Als bekennender Sisi-Fan musste ich natürlich das neue Buch von Karen Duwe lesen und es zog mich sofort in seinen Bann, weil es so vollständig gegen alle Erwartungen verstieß.
Karen Duwe wollte eigentlich ein Buch über Pferde schreiben, nun ist es ein Buch über Sisi und die Pferde geworden.
Wir wussten natürlich, dass sie gerne und gut reitet, aber diese Waghalsigkeit ist wohl kaum zu überbieten. Die 38-jährige Sisi nimmt im Hause des Earl of Spencer in England zu Pferd an Fuchsjagden teil. Und die berühmten Hunde-Meuten der jeweiligen „Häuser“ sind auch dabei. „Die englische Fuchsjagd ist die waghalsigste aller überflüssigen Aktivitäten. Man reitet in einem ähnlichen Tempo wie bei Pferderennen, nur dass es querfeldein und über Hecken und Gräben geht. Ein Kaninchenloch genügt, ein unsichtbare Draht, der nasse Boden oder ein ungeschickter Mitreiter, der direkt vor einem stürzt, und schon stürzt man ebenfalls und bricht sich den Rücken oder gleich das Genick. Jeder weiß das. Das House of Lords ist voller Rollstühle – alles Jagdunfälle.“
Sisi möchte gern unerkannt reisen, ist allerdings trotzdem gern in Begleitung ihrer Schwester, der Königin von Nepal sowie eines aufwändigen-Hofstaats, zu denen auch 7 gutaussehenden „Kavaliere“ gehören.
Captain Middleton wird ihr Begleiter auf der Jagd, er ist der beste Reiter weit und breit.

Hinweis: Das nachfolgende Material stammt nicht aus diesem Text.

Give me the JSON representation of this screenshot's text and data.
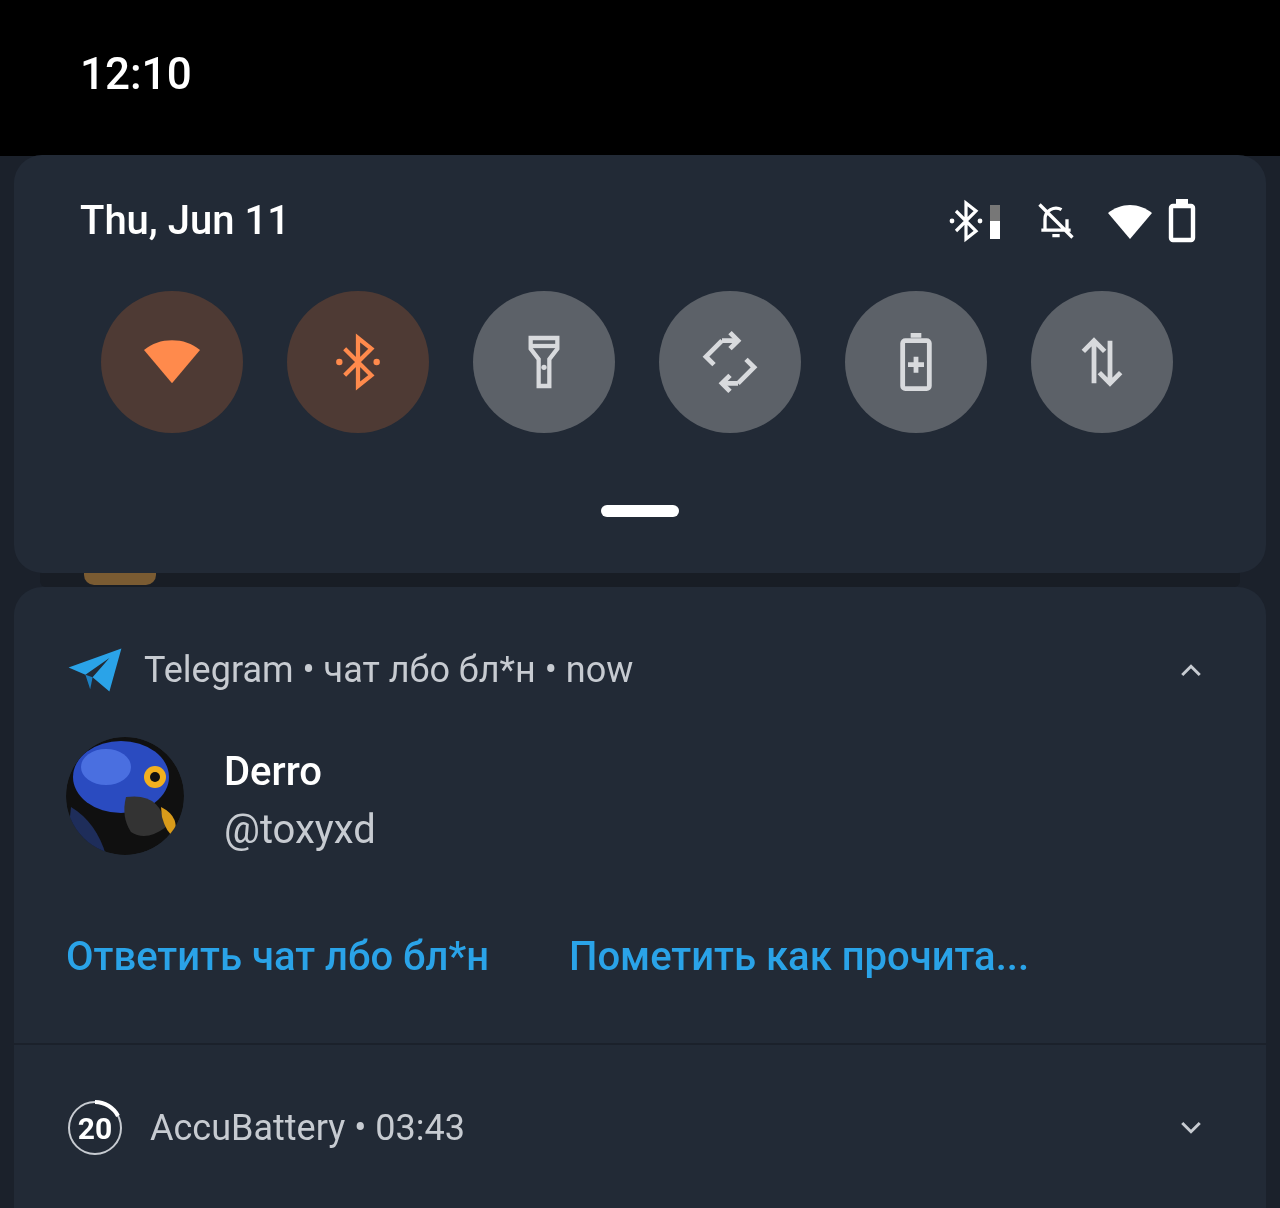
{
  "status_bar": {
    "time": "12:10"
  },
  "quick_settings": {
    "date": "Thu, Jun 11",
    "tiles": [
      {
        "kind": "wifi",
        "on": true
      },
      {
        "kind": "bluetooth",
        "on": true
      },
      {
        "kind": "flashlight",
        "on": false
      },
      {
        "kind": "rotate",
        "on": false
      },
      {
        "kind": "battery_saver",
        "on": false
      },
      {
        "kind": "data",
        "on": false
      }
    ]
  },
  "notifications": [
    {
      "header": "Telegram • чат лбо бл*н • now",
      "expanded": true,
      "sender": "Derro",
      "message": "@toxyxd",
      "actions": [
        "Ответить чат лбо бл*н",
        "Пометить как прочита..."
      ]
    },
    {
      "header": "AccuBattery • 03:43",
      "badge": "20",
      "expanded": false
    }
  ]
}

Neben den Pferden geht um Männer, vor allem Männer, die reiten können und deren Anerkennung und Beachtung die junge Kaiserin fortwährend sucht.
Ihre Beziehungen zu den Frauen in ihrer Umgebung sind eher von pragmatischer Natur. Sie sollen ihren Interessen nützlich sein. Sie nimmt sich ihrer 18-jährigen Nichte an, spürt jedoch auch Neid auf diese junge, von den Männern umschwärmte Frau. Und sie zieht an allen Fäden, damit diese ihr keine echte Konkurrentin wird.
Sisis unbeschreibliche Schönheit und Eleganz werden immer wieder hervorgehoben, auch ihre Bemühungen, diese zu erhalten. Aber sie hat auch einen „Schönheitsmakel“: sie nuschelt hinter vorgehaltener Hand, damit man den schlechten Zustand ihrer Zähne nicht sehen kann.
Karen Duwe hat umfangreich für diesen Roman recherchiert, so z.B. die Tagebücher der Hofdame Marie Gräfin Festetics de Tolna, die ihr Leben als engste Vertraute Sisis verbrachte, aber auch Zeitungsartikel sowie Zeitzeugenberichte und zahlreiche Sekundärliteratur. Durch die Originalzitate dieser Quellen gewinnt der Roman an Authentizität.
In unglaublich humorvoller und detailreicher Sprache zeigt uns die Schriftstellerin eine ganz andere Seite der österreichischen Kaiserin oder auch des Kaisers. Wir müssen Abschied nehmen von einigen Sisi-Mythen, so z.B. dem treusorgenden Vater, der glücklich die Natur und seine Familie genießt. In diesem Leben hier, führt er ein Leben mit zahlreichen Geliebten und diversen unehelichen Kindern. Auch der Kaiser findet Entspannung bei seiner Geliebten.
Ein sehr lesenswertes Buch!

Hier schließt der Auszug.